Who is stalking Florence Nightingale and her nurses? Is it the legendary Beast of the Crimea, or someone closer to home? In 1855, Britain and France are fighting to keep the Russians from snatching the Crimean Peninsula from the Ottoman Empire, and the wealthy young society woman has made it her mission to improve the wretched conditions in the British military hospitals in Turkey—despite fierce objections from the male doctors around her. When Nightingale’s young women start turning up dead, their mouths sewn shut with embroidered fabric roses, Inspector Charles Field (a real-life police detective who was also the model for Charles Dickens’s Inspector Bucket in Bleak House), is sent from England to find the killer among the doctors, military men, journalists, and others swarming Turkey’s famous Barrack Hospital. Here Field meets both the famous Nightingale as well as Nurse Jane Rolly, the woman who will become his wife, and as he races to protect them, the prime suspect takes his own life. Case closed. Or is it?

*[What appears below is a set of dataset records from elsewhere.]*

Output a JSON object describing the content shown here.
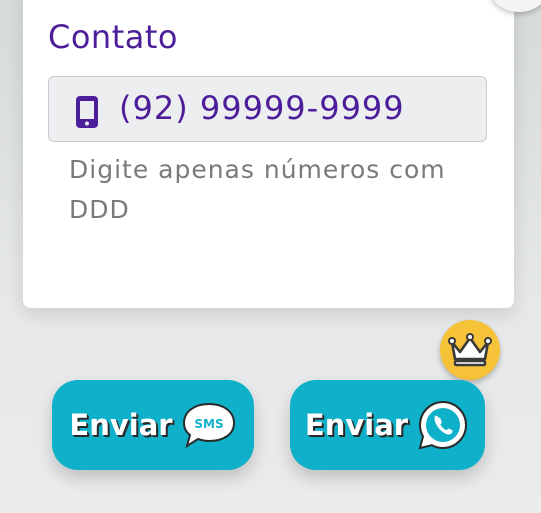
{
  "form": {
    "section_title": "Contato",
    "phone_value": "(92) 99999-9999",
    "helper_text": "Digite apenas números com DDD"
  },
  "buttons": {
    "sms_label": "Enviar",
    "whatsapp_label": "Enviar",
    "sms_icon_text": "SMS"
  },
  "icons": {
    "close": "close-icon",
    "phone": "mobile-phone-icon",
    "sms": "sms-bubble-icon",
    "whatsapp": "whatsapp-icon",
    "crown": "crown-icon"
  },
  "colors": {
    "accent_purple": "#4d1e9a",
    "button_teal": "#0fb0c9",
    "crown_gold": "#f5c238"
  }
}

Twelve years later, back in London, amidst the turmoil surrounding the expansion of voting rights, women again start turning up dead, their mouths again covered by the telltale embroidered rose. Did Field suspect the wrong man before, or is he dealing with a deviant copycat? Either way, he must race against time to stop the killer before more bodies turn up, and before his own daughter loses her life. Populated with real figures of the day, from Benjamin Disraeli to novelist Wilkie Collins to, of course, the saintly Florence Nightingale herself, and steeped in historical details of 1860s London, The Nightingale Affair plays out against a backdrop of a rapidly changing society. Most of all, it is a pure reading delight, offering shocks, unforgettably vivid scenes, and surprising twists.